Bellavance-Lecompte himself is maintaining a positive outlook toward the future, with plans to bring his traveling fair to a new, strategic location—a Mediterranean island—in July. He and guests will toast next week during a Nomad Capri cocktail (Corso Italia, 47). Ever interested in the up-and-coming and what’s new and next, he’s eager to see the works on view at Alcova (Via Simone Saint Bon, 1), where exhibitions by established and emerging designers (including one from wallpaper company Superflower Studio, co-founded by Nicole Bergen and The Slowdown’s Andrew Zuckerman) look inward, outward, and beyond.

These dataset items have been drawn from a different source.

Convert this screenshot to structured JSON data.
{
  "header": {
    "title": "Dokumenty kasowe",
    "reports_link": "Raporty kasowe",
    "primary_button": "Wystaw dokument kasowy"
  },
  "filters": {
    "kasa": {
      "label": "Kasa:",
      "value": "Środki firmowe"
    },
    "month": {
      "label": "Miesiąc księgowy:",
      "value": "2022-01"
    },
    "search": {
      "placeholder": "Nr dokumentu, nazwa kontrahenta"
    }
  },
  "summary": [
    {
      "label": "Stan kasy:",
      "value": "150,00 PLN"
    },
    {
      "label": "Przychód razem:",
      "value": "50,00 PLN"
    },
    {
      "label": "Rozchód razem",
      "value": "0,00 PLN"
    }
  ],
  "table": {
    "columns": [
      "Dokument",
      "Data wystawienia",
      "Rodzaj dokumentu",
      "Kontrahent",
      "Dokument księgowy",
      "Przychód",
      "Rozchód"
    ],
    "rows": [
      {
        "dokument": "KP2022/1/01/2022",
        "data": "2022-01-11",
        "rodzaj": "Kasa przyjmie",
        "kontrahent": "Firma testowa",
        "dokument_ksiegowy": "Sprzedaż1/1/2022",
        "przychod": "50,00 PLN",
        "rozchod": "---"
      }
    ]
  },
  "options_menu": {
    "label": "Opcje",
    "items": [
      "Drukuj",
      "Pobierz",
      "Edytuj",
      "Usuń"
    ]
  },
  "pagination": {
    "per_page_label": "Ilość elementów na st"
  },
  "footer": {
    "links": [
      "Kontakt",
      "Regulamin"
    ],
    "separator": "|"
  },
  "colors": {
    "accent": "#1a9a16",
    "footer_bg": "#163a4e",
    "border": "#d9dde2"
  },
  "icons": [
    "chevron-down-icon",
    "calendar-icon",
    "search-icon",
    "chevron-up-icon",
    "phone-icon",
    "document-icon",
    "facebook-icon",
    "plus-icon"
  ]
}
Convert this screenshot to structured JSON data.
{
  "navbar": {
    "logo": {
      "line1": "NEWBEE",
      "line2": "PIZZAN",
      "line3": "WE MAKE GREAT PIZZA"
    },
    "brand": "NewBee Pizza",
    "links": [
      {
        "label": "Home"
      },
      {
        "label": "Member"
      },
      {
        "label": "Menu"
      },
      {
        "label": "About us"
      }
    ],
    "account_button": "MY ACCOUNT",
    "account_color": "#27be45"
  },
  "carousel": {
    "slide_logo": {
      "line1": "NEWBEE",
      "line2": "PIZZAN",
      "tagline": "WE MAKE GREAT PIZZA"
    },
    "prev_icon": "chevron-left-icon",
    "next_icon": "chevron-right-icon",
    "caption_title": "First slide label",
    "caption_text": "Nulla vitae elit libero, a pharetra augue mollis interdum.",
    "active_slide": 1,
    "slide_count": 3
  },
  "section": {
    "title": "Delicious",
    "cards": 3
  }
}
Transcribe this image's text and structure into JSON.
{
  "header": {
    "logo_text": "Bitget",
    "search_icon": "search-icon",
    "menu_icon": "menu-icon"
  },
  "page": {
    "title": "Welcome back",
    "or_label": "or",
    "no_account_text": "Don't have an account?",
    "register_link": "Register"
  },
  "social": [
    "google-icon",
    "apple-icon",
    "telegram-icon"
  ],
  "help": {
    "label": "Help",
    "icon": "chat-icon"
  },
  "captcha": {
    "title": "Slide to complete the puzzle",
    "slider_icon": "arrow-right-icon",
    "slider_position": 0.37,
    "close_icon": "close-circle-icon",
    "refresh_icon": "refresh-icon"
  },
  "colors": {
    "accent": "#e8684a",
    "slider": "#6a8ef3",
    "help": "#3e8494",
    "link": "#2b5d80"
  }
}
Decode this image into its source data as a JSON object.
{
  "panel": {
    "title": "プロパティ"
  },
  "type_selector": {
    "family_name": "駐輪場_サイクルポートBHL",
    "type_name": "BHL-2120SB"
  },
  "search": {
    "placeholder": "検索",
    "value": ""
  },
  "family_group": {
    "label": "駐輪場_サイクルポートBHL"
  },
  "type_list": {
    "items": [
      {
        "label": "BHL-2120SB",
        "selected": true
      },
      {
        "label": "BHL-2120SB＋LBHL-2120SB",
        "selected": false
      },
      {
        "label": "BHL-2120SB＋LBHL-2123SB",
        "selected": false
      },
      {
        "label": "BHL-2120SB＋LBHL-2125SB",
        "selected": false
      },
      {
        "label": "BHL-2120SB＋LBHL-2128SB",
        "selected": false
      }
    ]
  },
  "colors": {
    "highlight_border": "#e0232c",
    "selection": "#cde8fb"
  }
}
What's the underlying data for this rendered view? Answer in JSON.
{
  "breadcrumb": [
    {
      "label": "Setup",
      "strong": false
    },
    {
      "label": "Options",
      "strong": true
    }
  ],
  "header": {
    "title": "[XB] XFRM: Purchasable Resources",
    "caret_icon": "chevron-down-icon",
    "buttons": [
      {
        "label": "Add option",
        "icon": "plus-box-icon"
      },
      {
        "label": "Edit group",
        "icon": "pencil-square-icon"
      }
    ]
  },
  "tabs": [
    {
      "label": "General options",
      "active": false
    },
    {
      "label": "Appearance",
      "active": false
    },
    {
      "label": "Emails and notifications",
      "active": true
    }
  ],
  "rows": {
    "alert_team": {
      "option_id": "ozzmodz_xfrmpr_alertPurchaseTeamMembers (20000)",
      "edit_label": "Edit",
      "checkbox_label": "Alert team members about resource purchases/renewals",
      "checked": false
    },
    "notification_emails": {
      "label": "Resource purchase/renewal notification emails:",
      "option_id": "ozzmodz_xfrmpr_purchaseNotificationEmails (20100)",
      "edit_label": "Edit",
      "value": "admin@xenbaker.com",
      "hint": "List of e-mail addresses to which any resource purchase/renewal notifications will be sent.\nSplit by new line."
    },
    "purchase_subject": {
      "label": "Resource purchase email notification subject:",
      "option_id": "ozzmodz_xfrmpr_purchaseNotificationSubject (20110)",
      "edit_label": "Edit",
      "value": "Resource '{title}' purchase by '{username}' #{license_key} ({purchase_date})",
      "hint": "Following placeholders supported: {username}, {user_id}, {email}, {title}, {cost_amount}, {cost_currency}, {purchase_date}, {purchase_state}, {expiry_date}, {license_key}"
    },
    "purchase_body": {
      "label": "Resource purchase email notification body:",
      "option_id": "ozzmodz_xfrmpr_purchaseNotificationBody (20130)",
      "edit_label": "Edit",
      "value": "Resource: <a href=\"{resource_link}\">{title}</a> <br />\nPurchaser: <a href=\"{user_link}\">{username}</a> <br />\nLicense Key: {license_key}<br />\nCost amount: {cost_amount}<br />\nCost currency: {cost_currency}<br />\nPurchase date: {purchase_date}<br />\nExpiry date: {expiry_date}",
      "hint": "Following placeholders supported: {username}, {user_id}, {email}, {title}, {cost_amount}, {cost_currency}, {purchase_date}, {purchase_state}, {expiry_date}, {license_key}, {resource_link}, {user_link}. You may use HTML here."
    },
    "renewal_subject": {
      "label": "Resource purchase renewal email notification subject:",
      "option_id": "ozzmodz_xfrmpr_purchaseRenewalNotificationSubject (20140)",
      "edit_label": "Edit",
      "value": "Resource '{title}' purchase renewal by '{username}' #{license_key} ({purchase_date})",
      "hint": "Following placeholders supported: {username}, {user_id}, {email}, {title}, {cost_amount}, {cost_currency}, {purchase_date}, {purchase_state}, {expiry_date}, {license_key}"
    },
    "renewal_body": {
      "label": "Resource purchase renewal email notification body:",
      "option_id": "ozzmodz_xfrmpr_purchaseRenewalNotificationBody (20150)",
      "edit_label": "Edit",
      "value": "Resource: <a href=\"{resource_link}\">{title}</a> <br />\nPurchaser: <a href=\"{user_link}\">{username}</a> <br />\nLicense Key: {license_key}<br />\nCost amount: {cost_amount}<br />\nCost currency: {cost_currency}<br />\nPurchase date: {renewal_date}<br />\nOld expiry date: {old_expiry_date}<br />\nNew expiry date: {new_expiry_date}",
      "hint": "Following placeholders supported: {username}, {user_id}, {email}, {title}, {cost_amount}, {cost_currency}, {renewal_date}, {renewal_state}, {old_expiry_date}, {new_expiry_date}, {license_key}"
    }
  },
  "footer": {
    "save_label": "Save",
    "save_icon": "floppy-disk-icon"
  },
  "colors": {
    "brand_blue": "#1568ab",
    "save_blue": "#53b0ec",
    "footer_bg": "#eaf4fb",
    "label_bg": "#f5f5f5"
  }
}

Elsewhere, certain brands will reflect on the time ahead by embracing technology. “A Life Extraordinary in Milan” (Via S. Gregorio, 29), a presentation by the Dutch design brand Moooi, will include a multi-sensory experience of tech-enabled interiors, made in collaboration with IDEO and LG OLED, and with Polish artist Ada Sokol. Another forward-looking happening, Lexus’s “Sparks of Tomorrow” (Via Tortona, 27), expands on the car company’s future-oriented approach to design with various installations. They include the environment “On/,” featuring a to-scale steel sculpture of the RZ, the first dedicated electric model in Lexus’s lineup. Other parts of the presentation include prototypes from Lexus Design Award 2022 finalists and projects by postgraduate students from the Intelligent Mobility Design program at London’s Royal College of Art, which comprise inventive vehicle designs that address today’s environmental challenges.
Taken together, the many events slated for this year’s design week suggest that as the world evolves—and the design industry with it—the enduring relevance of the event will remain unchanged. Still, it may become, for the better, more concerned with nature and the planet. And as with our present-day reality, it won’t be returning to “normal” any time soon, or at least until next year. “Many people are still afraid to go full-on with events and presentations,” Bellavance-Lecompte says. “But Milan has always been the most important global appointment for the industry. I think it will keep its role in that way.” Only time, and the 2023 edition, will tell. Perhaps by then the annual gathering will not only be back in full force, but also be empowered by a shared sense of design’s profound impact on life on earth.